Australian athletes at this summer’s Rio Olympics will be supplied with condoms which offer “near complete” protection against the mosquito-borne Zika virus, the Australian Olympic Committee (AOC) announced Monday.

The AOC said it would issue athletes with “Dual Protect” condoms produced by pharmaceutical company Starpharma Holdings in conjunction with the world’s second largest condom manufacturer Ansell, to help combat the spread of the Zika virus.

“The health and well-being of the team come first,” said AOC Chief de Mission Kitty Chiller in a statement. “Our association with Starpharma will provide extra protection for everyone in the team, and is a commonsense approach to a very serious problem we are facing in Rio.”

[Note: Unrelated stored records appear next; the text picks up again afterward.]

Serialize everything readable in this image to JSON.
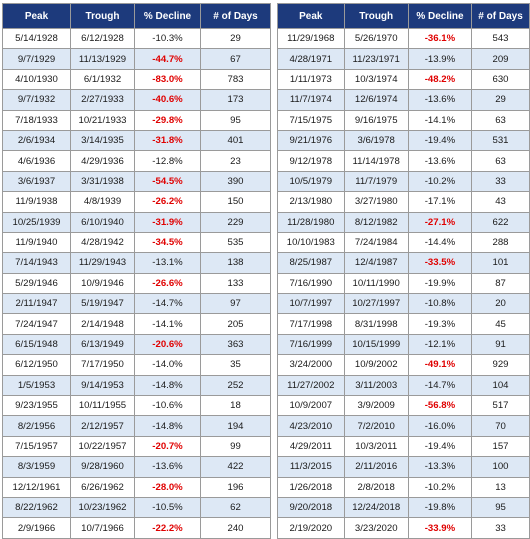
{
  "columns": [
    "Peak",
    "Trough",
    "% Decline",
    "# of Days"
  ],
  "highlight_color": "#e00000",
  "header_color": "#1d3a7c",
  "left_table": [
    {
      "peak": "5/14/1928",
      "trough": "6/12/1928",
      "decline": "-10.3%",
      "days": "29",
      "red": false
    },
    {
      "peak": "9/7/1929",
      "trough": "11/13/1929",
      "decline": "-44.7%",
      "days": "67",
      "red": true
    },
    {
      "peak": "4/10/1930",
      "trough": "6/1/1932",
      "decline": "-83.0%",
      "days": "783",
      "red": true
    },
    {
      "peak": "9/7/1932",
      "trough": "2/27/1933",
      "decline": "-40.6%",
      "days": "173",
      "red": true
    },
    {
      "peak": "7/18/1933",
      "trough": "10/21/1933",
      "decline": "-29.8%",
      "days": "95",
      "red": true
    },
    {
      "peak": "2/6/1934",
      "trough": "3/14/1935",
      "decline": "-31.8%",
      "days": "401",
      "red": true
    },
    {
      "peak": "4/6/1936",
      "trough": "4/29/1936",
      "decline": "-12.8%",
      "days": "23",
      "red": false
    },
    {
      "peak": "3/6/1937",
      "trough": "3/31/1938",
      "decline": "-54.5%",
      "days": "390",
      "red": true
    },
    {
      "peak": "11/9/1938",
      "trough": "4/8/1939",
      "decline": "-26.2%",
      "days": "150",
      "red": true
    },
    {
      "peak": "10/25/1939",
      "trough": "6/10/1940",
      "decline": "-31.9%",
      "days": "229",
      "red": true
    },
    {
      "peak": "11/9/1940",
      "trough": "4/28/1942",
      "decline": "-34.5%",
      "days": "535",
      "red": true
    },
    {
      "peak": "7/14/1943",
      "trough": "11/29/1943",
      "decline": "-13.1%",
      "days": "138",
      "red": false
    },
    {
      "peak": "5/29/1946",
      "trough": "10/9/1946",
      "decline": "-26.6%",
      "days": "133",
      "red": true
    },
    {
      "peak": "2/11/1947",
      "trough": "5/19/1947",
      "decline": "-14.7%",
      "days": "97",
      "red": false
    },
    {
      "peak": "7/24/1947",
      "trough": "2/14/1948",
      "decline": "-14.1%",
      "days": "205",
      "red": false
    },
    {
      "peak": "6/15/1948",
      "trough": "6/13/1949",
      "decline": "-20.6%",
      "days": "363",
      "red": true
    },
    {
      "peak": "6/12/1950",
      "trough": "7/17/1950",
      "decline": "-14.0%",
      "days": "35",
      "red": false
    },
    {
      "peak": "1/5/1953",
      "trough": "9/14/1953",
      "decline": "-14.8%",
      "days": "252",
      "red": false
    },
    {
      "peak": "9/23/1955",
      "trough": "10/11/1955",
      "decline": "-10.6%",
      "days": "18",
      "red": false
    },
    {
      "peak": "8/2/1956",
      "trough": "2/12/1957",
      "decline": "-14.8%",
      "days": "194",
      "red": false
    },
    {
      "peak": "7/15/1957",
      "trough": "10/22/1957",
      "decline": "-20.7%",
      "days": "99",
      "red": true
    },
    {
      "peak": "8/3/1959",
      "trough": "9/28/1960",
      "decline": "-13.6%",
      "days": "422",
      "red": false
    },
    {
      "peak": "12/12/1961",
      "trough": "6/26/1962",
      "decline": "-28.0%",
      "days": "196",
      "red": true
    },
    {
      "peak": "8/22/1962",
      "trough": "10/23/1962",
      "decline": "-10.5%",
      "days": "62",
      "red": false
    },
    {
      "peak": "2/9/1966",
      "trough": "10/7/1966",
      "decline": "-22.2%",
      "days": "240",
      "red": true
    }
  ],
  "right_table": [
    {
      "peak": "11/29/1968",
      "trough": "5/26/1970",
      "decline": "-36.1%",
      "days": "543",
      "red": true
    },
    {
      "peak": "4/28/1971",
      "trough": "11/23/1971",
      "decline": "-13.9%",
      "days": "209",
      "red": false
    },
    {
      "peak": "1/11/1973",
      "trough": "10/3/1974",
      "decline": "-48.2%",
      "days": "630",
      "red": true
    },
    {
      "peak": "11/7/1974",
      "trough": "12/6/1974",
      "decline": "-13.6%",
      "days": "29",
      "red": false
    },
    {
      "peak": "7/15/1975",
      "trough": "9/16/1975",
      "decline": "-14.1%",
      "days": "63",
      "red": false
    },
    {
      "peak": "9/21/1976",
      "trough": "3/6/1978",
      "decline": "-19.4%",
      "days": "531",
      "red": false
    },
    {
      "peak": "9/12/1978",
      "trough": "11/14/1978",
      "decline": "-13.6%",
      "days": "63",
      "red": false
    },
    {
      "peak": "10/5/1979",
      "trough": "11/7/1979",
      "decline": "-10.2%",
      "days": "33",
      "red": false
    },
    {
      "peak": "2/13/1980",
      "trough": "3/27/1980",
      "decline": "-17.1%",
      "days": "43",
      "red": false
    },
    {
      "peak": "11/28/1980",
      "trough": "8/12/1982",
      "decline": "-27.1%",
      "days": "622",
      "red": true
    },
    {
      "peak": "10/10/1983",
      "trough": "7/24/1984",
      "decline": "-14.4%",
      "days": "288",
      "red": false
    },
    {
      "peak": "8/25/1987",
      "trough": "12/4/1987",
      "decline": "-33.5%",
      "days": "101",
      "red": true
    },
    {
      "peak": "7/16/1990",
      "trough": "10/11/1990",
      "decline": "-19.9%",
      "days": "87",
      "red": false
    },
    {
      "peak": "10/7/1997",
      "trough": "10/27/1997",
      "decline": "-10.8%",
      "days": "20",
      "red": false
    },
    {
      "peak": "7/17/1998",
      "trough": "8/31/1998",
      "decline": "-19.3%",
      "days": "45",
      "red": false
    },
    {
      "peak": "7/16/1999",
      "trough": "10/15/1999",
      "decline": "-12.1%",
      "days": "91",
      "red": false
    },
    {
      "peak": "3/24/2000",
      "trough": "10/9/2002",
      "decline": "-49.1%",
      "days": "929",
      "red": true
    },
    {
      "peak": "11/27/2002",
      "trough": "3/11/2003",
      "decline": "-14.7%",
      "days": "104",
      "red": false
    },
    {
      "peak": "10/9/2007",
      "trough": "3/9/2009",
      "decline": "-56.8%",
      "days": "517",
      "red": true
    },
    {
      "peak": "4/23/2010",
      "trough": "7/2/2010",
      "decline": "-16.0%",
      "days": "70",
      "red": false
    },
    {
      "peak": "4/29/2011",
      "trough": "10/3/2011",
      "decline": "-19.4%",
      "days": "157",
      "red": false
    },
    {
      "peak": "11/3/2015",
      "trough": "2/11/2016",
      "decline": "-13.3%",
      "days": "100",
      "red": false
    },
    {
      "peak": "1/26/2018",
      "trough": "2/8/2018",
      "decline": "-10.2%",
      "days": "13",
      "red": false
    },
    {
      "peak": "9/20/2018",
      "trough": "12/24/2018",
      "decline": "-19.8%",
      "days": "95",
      "red": false
    },
    {
      "peak": "2/19/2020",
      "trough": "3/23/2020",
      "decline": "-33.9%",
      "days": "33",
      "red": true
    }
  ]
}
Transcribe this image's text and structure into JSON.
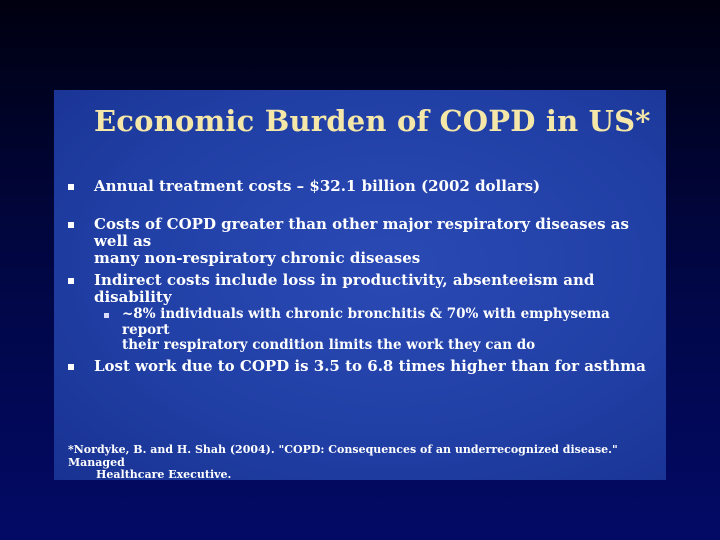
{
  "slide": {
    "title": "Economic Burden of COPD in US*",
    "bullets": [
      {
        "line1": "Annual treatment costs –  $32.1 billion (2002 dollars)",
        "line2": ""
      },
      {
        "line1": "Costs of COPD greater than other major respiratory diseases as well as",
        "line2": "many non-respiratory chronic diseases"
      },
      {
        "line1": "Indirect costs include loss in productivity, absenteeism and disability",
        "line2": ""
      },
      {
        "line1": "~8% individuals with chronic bronchitis & 70% with emphysema report",
        "line2": "their respiratory condition limits the work they can do"
      },
      {
        "line1": "Lost work due to COPD is 3.5 to 6.8 times higher than for asthma",
        "line2": ""
      }
    ],
    "footnote": {
      "line1": "*Nordyke, B. and H. Shah (2004). \"COPD: Consequences of an underrecognized disease.\" Managed",
      "line2": "Healthcare Executive."
    }
  },
  "colors": {
    "title": "#f5e7a8",
    "slide_background": "#2140a6",
    "page_background": "#020a66",
    "text": "#ffffff"
  }
}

The extra-strength condoms, which the AOC said would be in addition to the 300,000 male and 100,000 female condoms already available at the Olympic village in free dispensers, are coated in a special lubricant designed to counteract viruses that cause sexually transmitted infections.

The AOC in the statement also dismissed suggestions that returning athletes should undergo compulsory blood testing. It added people who followed the recommendations were at a low risk of contracting Zika, and that blanket testing was not aligned with “medical or scientific best practice.”

The announcement came as Germany last week reported its first case of the Zika virus as a result of a woman allegedly becoming infected after a sexual encounter in Puerto Rico. Earlier in the year, the United States reported two cases of Zika being sexually transmitted.

The Zika virus has been clinically linked to a foetal deformation known as microcephaly, where infants are born with abnormally small heads and brains, as well as the rare but serious neurological disorder Guillain-Barre Syndrome.

The virus, a close cousin of dengue fever and chikungunya, causes rash, mild fever and red eyes, although 80 percent of those infected typically do not have symptoms. The World Health Organisation last week advised pregnant women not to travel to Rio.